Das Café Niederegger: Eine Lübecker Institution

Das Café Niederegger ist nicht nur ein Besuchermagnet für Touristen. Dieses gilt seit Bestehen als wahre Institution in Lübeck und hat maßgeblich dazu beigetragen, den Ruf zu begründen, den der Lübecker Marzipan bis heute in aller Welt genießt. Dank seiner mehr als 100-jährigen Geschichte ist das Café Niederegger sogar zu einem heimlichen Wahrzeichen der Hansestadt geworden. Auch ein Besuch im Arkadencafé lohnt sich für die Besucher - können sie sich hier doch von kulinarischen Köstlichkeiten mit Blick auf das historische Rathaus der Hansestadt Lübeck verwöhnen lassen.

Niederegger: Ein dynamisches Unternehmen

Die Firma Niederegger ist ein sehr dynamisches Unternehmen, das seinen Kunden immer wieder diverse Aktionen sowie neue Produkte bietet. Zur „Lübecker Museumsnacht“ bot das hauseigene Marzipanmuseum bis zur späten Abendstunde kostenlose Führungen an. Niederegger veranstaltet immer wieder Gewinnspiele. Gewinnbringend kann auch die Bewerbung als Marzipantester für die „Kreation des Jahres“ sein.
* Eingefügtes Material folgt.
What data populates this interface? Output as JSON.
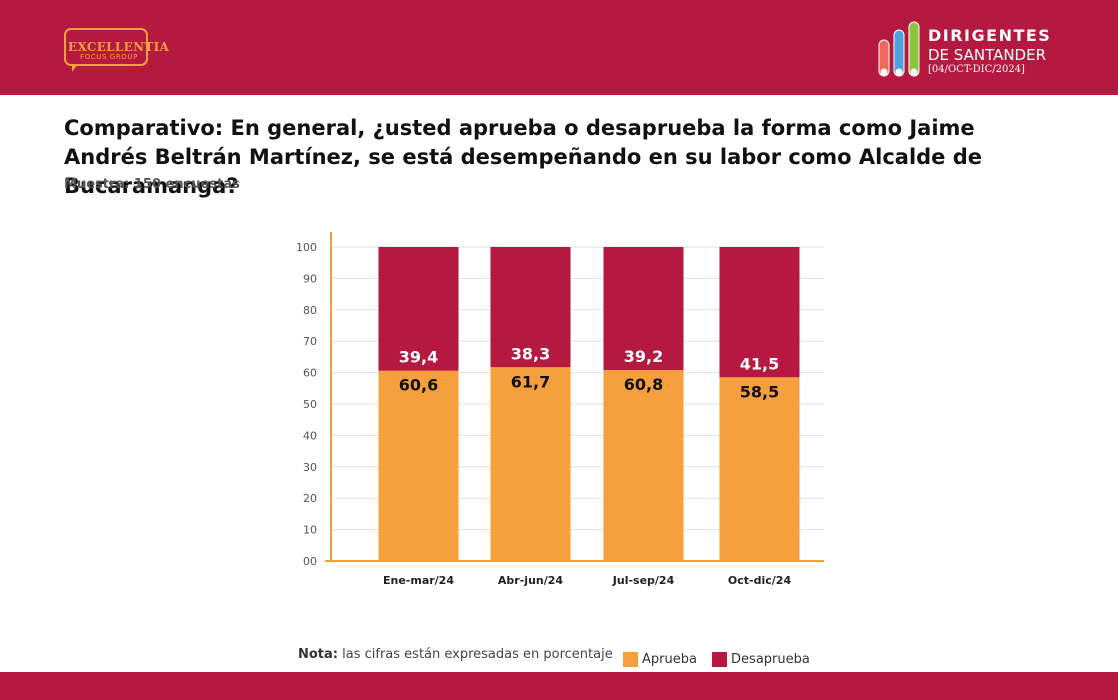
{
  "header": {
    "logo_left": {
      "name": "EXCELLENTIA",
      "tagline": "FOCUS GROUP"
    },
    "logo_right": {
      "line1": "DIRIGENTES",
      "line2": "DE SANTANDER",
      "line3": "[04/OCT-DIC/2024]"
    }
  },
  "title": "Comparativo: En general, ¿usted aprueba o desaprueba la forma como Jaime Andrés Beltrán Martínez, se está desempeñando en su labor como Alcalde de Bucaramanga?",
  "subtitle": "Muestra: 150 encuestas",
  "note": {
    "label": "Nota:",
    "text": "las cifras están expresadas en porcentaje"
  },
  "colors": {
    "band": "#b5193f",
    "aprueba": "#f5a03c",
    "desaprueba": "#b5193f",
    "axis": "#f5a03c"
  },
  "chart_data": {
    "type": "bar",
    "stacked": true,
    "categories": [
      "Ene-mar/24",
      "Abr-jun/24",
      "Jul-sep/24",
      "Oct-dic/24"
    ],
    "series": [
      {
        "name": "Aprueba",
        "values": [
          60.6,
          61.7,
          60.8,
          58.5
        ],
        "labels": [
          "60,6",
          "61,7",
          "60,8",
          "58,5"
        ]
      },
      {
        "name": "Desaprueba",
        "values": [
          39.4,
          38.3,
          39.2,
          41.5
        ],
        "labels": [
          "39,4",
          "38,3",
          "39,2",
          "41,5"
        ]
      }
    ],
    "yticks": [
      "00",
      "10",
      "20",
      "30",
      "40",
      "50",
      "60",
      "70",
      "80",
      "90",
      "100"
    ],
    "ylim": [
      0,
      100
    ],
    "grid": true,
    "legend": "bottom"
  }
}
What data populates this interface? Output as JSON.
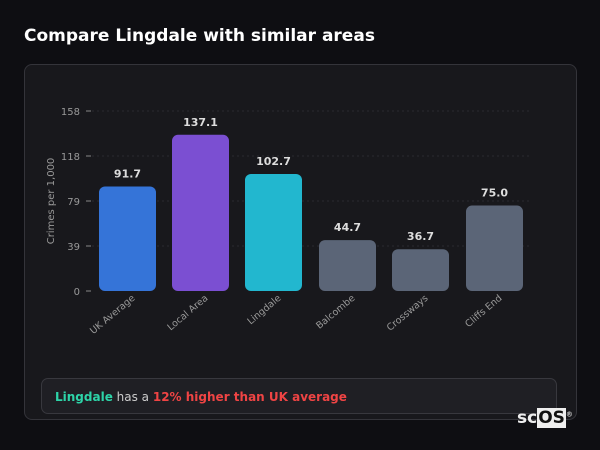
{
  "title": "Compare Lingdale with similar areas",
  "summary": {
    "area": "Lingdale",
    "middle": " has a ",
    "diff": "12% higher than UK average"
  },
  "logo": {
    "text": "scOS"
  },
  "colors": {
    "uk": "#3574d8",
    "local": "#7b4fd2",
    "lingdale": "#22b7cf",
    "other": "#5b6577",
    "highlight": "#2dd4a8",
    "negative": "#ef4444"
  },
  "chart_data": {
    "type": "bar",
    "categories": [
      "UK Average",
      "Local Area",
      "Lingdale",
      "Balcombe",
      "Crossways",
      "Cliffs End"
    ],
    "values": [
      91.7,
      137.1,
      102.7,
      44.7,
      36.7,
      75.0
    ],
    "value_labels": [
      "91.7",
      "137.1",
      "102.7",
      "44.7",
      "36.7",
      "75.0"
    ],
    "bar_colors": [
      "#3574d8",
      "#7b4fd2",
      "#22b7cf",
      "#5b6577",
      "#5b6577",
      "#5b6577"
    ],
    "ylabel": "Crimes per 1,000",
    "yticks": [
      "0",
      "39",
      "79",
      "118",
      "158"
    ],
    "ytick_values": [
      0,
      39.5,
      79,
      118.5,
      158
    ],
    "ylim": [
      0,
      158
    ],
    "grid": true
  }
}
Oftmals werden auch Genusstipps und Rezepte ausgegeben. Stets werden auch saisonal passende Köstlichkeiten angeboten: So gibt es in der Weihnachtszeit ein spezielles Sortiment, zu dem unter anderem auch ein Adventskalender gehört. Ostern werden diverse Schokoladeneier produziert. Für die Herren steht mit der speziellen „Männersache“ eine ganz eigene, dunkel gehaltene Produktlinie bereit, die sowohl in Sachen Optik als auch Geschmack ganz auf die männlichen Vorlieben abzielt.

Insgesamt umfasst das Angebot Niedereggers ungefähr 300 verschiedene Produkte. In der Produktion in der Zeißstraße werden während der Saison täglich 30 Tonnen Marzipan hergestellt. Zu den beliebtesten Produkten zählen die Marzipanklassiker sowie neue Trendprodukte wie die „Männersache“ in der Geschmacksrichtung Marzipan Whiskey Cola.